Das Buch, das wir, nachdem es zum ersten- und einzigen Male im Jahre 1836, drei Jahre nach dem Tode seines Verfassers, erschienen war, nun zum Schiller-Jubiläumstag neu in die Welt senden, ist nicht mit Unrecht ein Kleinod unserer Literatur genannt worden. Nicht als ob es schriftstellerische Vorzüge aufweisen könnte. Sein Wert liegt vielmehr einmal in den berichteten Tatsachen, die für die Kenntnis von Schillers Entwicklung von außerordentlichem Werte sind und die uns unbekannt geblieben sein würden, wenn nicht Streicher sie uns erzählt hätte, sodann aber in dem Geist und Sinn, der aus dem Buche spricht. Da die Vorbereitungen zur Flucht aus Stuttgart und ihre Ausführung selbst sehr geheim gehalten werden mußten und da das, was außerhalb des Weichbildes von Mannheim mit Schiller geschah, nur Streicher zum Zeugen hatte, so können wir in der Tat den Wert dieser Aufzeichnungen nicht genug schätzen; aber auch, daß dieser Zeuge gerade Streicher war, ist von der größten Bedeutung. Denn wir haben in diesem Manne, der ja, wie der Leser aus dem Buche selbst erkennen wird, mit einer Art Vergötterung an Schiller hing, einen Berichterstatter, der alle diese aufregenden und abenteuerlichen Erlebnisse mit der größten Einfachheit, ohne subjektive Färbung und mit einem treuen geschichtlichen Sinne uns erzählt. Freilich ist das Buch selber erst geschrieben worden, als Streicher bereits im Greisenalter stand; aber die Ereignisse der Jugend standen ihm, soweit er sie selbst miterlebt hatte, als die denkwürdigsten seines ganzen Lebens vor der Seele, und später erschienene Briefe bezeugen uns, daß Streicher in der gewissenhaftesten Weise überall da, wo entweder sein Gedächtnis ihn nicht mehr sicher beriet oder wo er von Dingen zu erzählen hatte, die er selbst nicht mit angesehen (wie zum Beispiel in dem Berichte über die letzte Begegnung Schillers mit seiner Schwester und seiner Mutter), durch briefliche Erkundigung die Lücke zu ergänzen oder falsche Gerüchte zu berichtigen suchte. Einen solchen Brief teilen Speidel und Wittmann in ihrem vorzüglichen Buche »Bilder aus der Schillerzeit,« S. 26, mit. So kann man sagen, daß die Partien des Streicherschen Buches, die sich mit der Flucht und den auf die Flucht folgenden Ereignissen beschäftigen, durchaus zuverlässig sind und nur in ganz unwesentlichen Einzelheiten, in den Angaben einiger Monatsdaten und ähnlichen Kleinigkeiten, von der späteren Schiller-Forschung berichtigt worden sind.
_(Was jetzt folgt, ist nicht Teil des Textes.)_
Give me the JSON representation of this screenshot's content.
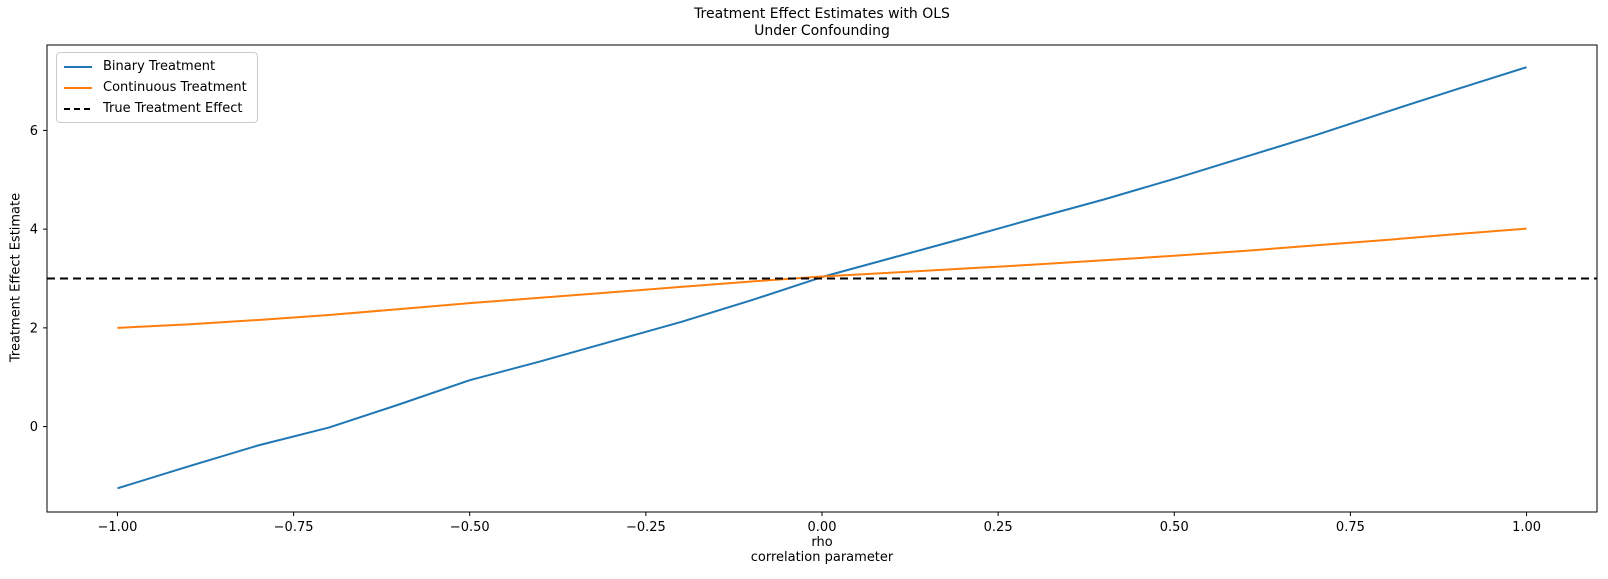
{
  "figure": {
    "title_line1": "Treatment Effect Estimates with OLS",
    "title_line2": "Under Confounding",
    "xlabel_line1": "rho",
    "xlabel_line2": "correlation parameter",
    "ylabel": "Treatment Effect Estimate"
  },
  "chart_data": {
    "type": "line",
    "title": "Treatment Effect Estimates with OLS\nUnder Confounding",
    "xlabel": "rho\ncorrelation parameter",
    "ylabel": "Treatment Effect Estimate",
    "grid": false,
    "legend_position": "upper left",
    "xlim": [
      -1.1,
      1.1
    ],
    "ylim": [
      -1.73,
      7.73
    ],
    "x_ticks": [
      -1.0,
      -0.75,
      -0.5,
      -0.25,
      0.0,
      0.25,
      0.5,
      0.75,
      1.0
    ],
    "x_tick_labels": [
      "−1.00",
      "−0.75",
      "−0.50",
      "−0.25",
      "0.00",
      "0.25",
      "0.50",
      "0.75",
      "1.00"
    ],
    "y_ticks": [
      0,
      2,
      4,
      6
    ],
    "y_tick_labels": [
      "0",
      "2",
      "4",
      "6"
    ],
    "x": [
      -1.0,
      -0.9,
      -0.8,
      -0.7,
      -0.6,
      -0.5,
      -0.4,
      -0.3,
      -0.2,
      -0.1,
      0.0,
      0.1,
      0.2,
      0.3,
      0.4,
      0.5,
      0.6,
      0.7,
      0.8,
      0.9,
      1.0
    ],
    "series": [
      {
        "name": "Binary Treatment",
        "color": "#1f77b4",
        "style": "solid",
        "values": [
          -1.25,
          -0.81,
          -0.38,
          -0.02,
          0.45,
          0.94,
          1.32,
          1.72,
          2.12,
          2.56,
          3.03,
          3.42,
          3.81,
          4.21,
          4.6,
          5.02,
          5.46,
          5.9,
          6.37,
          6.83,
          7.28
        ]
      },
      {
        "name": "Continuous Treatment",
        "color": "#ff7f0e",
        "style": "solid",
        "values": [
          2.0,
          2.07,
          2.16,
          2.26,
          2.38,
          2.5,
          2.61,
          2.72,
          2.83,
          2.94,
          3.04,
          3.12,
          3.2,
          3.28,
          3.37,
          3.46,
          3.56,
          3.67,
          3.78,
          3.9,
          4.01
        ]
      },
      {
        "name": "True Treatment Effect",
        "color": "#000000",
        "style": "dashed",
        "constant": 3.0
      }
    ],
    "true_treatment_effect": 3.0
  }
}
Streicher hat nun dem Berichte von der Flucht eine kurze Übersicht über Schillers Leben bis 1782 beigegeben; diese Übersicht mußte er nach den damals zugänglichen Quellen abfassen, und sie ist daher, wie wir gleich hier bemerken, nicht in demselben Maße unanfechtbar, wie der eigentliche Kern des Buches. Insbesondere waren Streicher die näheren Umstände, die das Zerwürfnis Schillers mit dem Herzog veranlaßten, nicht bekannt; vermutlich hat Schiller selbst von dem, was an Intrigen gegen ihn und gegen seinen Vater sich abgesponnen hat, nicht alles gewußt. Wir verzichten hier darauf, die Einzelheiten zu berichtigen, da der Leser dazu jede moderne Schillerbiographie benutzen kann; es sei gestattet, auf die betreffenden Abschnitte in der von mir verfaßten Biographie Schillers (4. Auflage, Bielefeld und Leipzig, Velhagen & Klasing; Volksausgabe, ebenda 1904), zu verweisen, wo ein ausführliches Bild gegeben wird. Die Universal-Bibliothek bietet die Schiller-Biographie von Rudolf von Gottschall (Nr. 3879/80), die in gedrängterer Form berichtet.
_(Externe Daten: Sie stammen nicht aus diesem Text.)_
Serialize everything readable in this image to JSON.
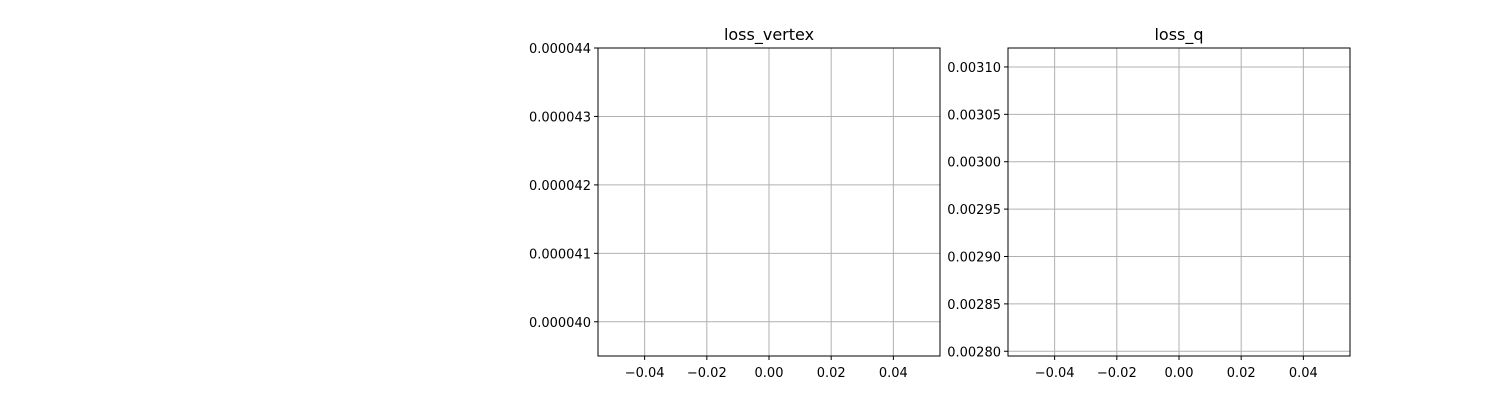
{
  "chart_data": [
    {
      "type": "line",
      "title": "loss_vertex",
      "xlabel": "",
      "ylabel": "",
      "grid": true,
      "xlim": [
        -0.055,
        0.055
      ],
      "ylim": [
        3.95e-05,
        4.4e-05
      ],
      "xticks": [
        -0.04,
        -0.02,
        0.0,
        0.02,
        0.04
      ],
      "xtick_labels": [
        "−0.04",
        "−0.02",
        "0.00",
        "0.02",
        "0.04"
      ],
      "yticks": [
        4e-05,
        4.1e-05,
        4.2e-05,
        4.3e-05,
        4.4e-05
      ],
      "ytick_labels": [
        "0.000040",
        "0.000041",
        "0.000042",
        "0.000043",
        "0.000044"
      ],
      "series": []
    },
    {
      "type": "line",
      "title": "loss_q",
      "xlabel": "",
      "ylabel": "",
      "grid": true,
      "xlim": [
        -0.055,
        0.055
      ],
      "ylim": [
        0.002795,
        0.00312
      ],
      "xticks": [
        -0.04,
        -0.02,
        0.0,
        0.02,
        0.04
      ],
      "xtick_labels": [
        "−0.04",
        "−0.02",
        "0.00",
        "0.02",
        "0.04"
      ],
      "yticks": [
        0.0028,
        0.00285,
        0.0029,
        0.00295,
        0.003,
        0.00305,
        0.0031
      ],
      "ytick_labels": [
        "0.00280",
        "0.00285",
        "0.00290",
        "0.00295",
        "0.00300",
        "0.00305",
        "0.00310"
      ],
      "series": []
    }
  ]
}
Andreas Streicher wurde als der Sohn unbemittelter Eltern im Jahre 1761 in Stuttgart geboren; er widmete sich der Tonkunst und sollte bei Emanuel Bach in Hamburg seine Ausbildung als Musiker erhalten. Von der Reise nach Hamburg aber wurde er durch die von ihm selbst erzählten Umstände abgehalten; er blieb vielmehr einige Jahre, mit Schiller und auch noch nach Schiller, in Mannheim, wandte sich dann nach München und ging 1794 nach Wien, wo er als Klavierlehrer eine auch an äußeren Erfolgen reiche Tätigkeit entwickelte. Später hat er in Wien die Pianofortefabrik seiner Frau, einer geborenen Stein aus Augsburg, übernommen und es in dieser Tätigkeit zu erheblichem Wohlstande gebracht. Er starb am 15. Mai 1833. Wie sehr er an dem Jugendfreunde hing, zeigt nicht nur das Buch selber, das er etwa in den Jahren 1828–30 verfaßt hat, sondern dies wird uns auch aus Briefen, die er nach Schillers Tode an dessen Angehörige schrieb, deutlich. Man hat wohl bemerkt, es sei auffallend, daß Schiller selbst später nicht wieder an den aufopferungsfreudigen Freund seiner Jugend geschrieben habe, insbesondere Julian Schmidt hat in seinem Buche »Schiller und seine Zeitgenossen« dieses Befremden ausgedrückt; man ist aber damit im Irrtum gewesen. Wir besitzen noch einen Brief von Schiller, der uns zeigt, wie Schiller in dankbarem Herzen die Erinnerung an Streicher bewahrt hat. Im Jahre 1795 hatte Streicher einem Herrn seiner Bekanntschaft einen Empfehlungsbrief an Schiller mitgeschickt; Schiller antwortete darauf:
»Mein teurer und hochgeschätzter Freund!
Gestern erhielt ich durch Herrn von Bühler Ihren Brief, der mich auf eine sehr angenehme Weise überraschte. Daß Sie mich nach einer zehnjährigen Trennung und in einer so weiten Entfernung noch nicht vergessen haben, daß Sie meiner mit Liebe gedenken und mir ein gleiches gegen Sie zutrauen, rührt mich innig, lieber Freund, und ich kann Ihnen auch von meiner Seite mit Wahrheit gestehen, daß mir die Zeit unseres Zusammenseins und Ihre freundschaftliche Teilnahme an mir, Ihre gefällige Duldung gegen mich und Ihre auf jeder Probe ausharrende Treue in ewig teurem Andenken bleiben wird.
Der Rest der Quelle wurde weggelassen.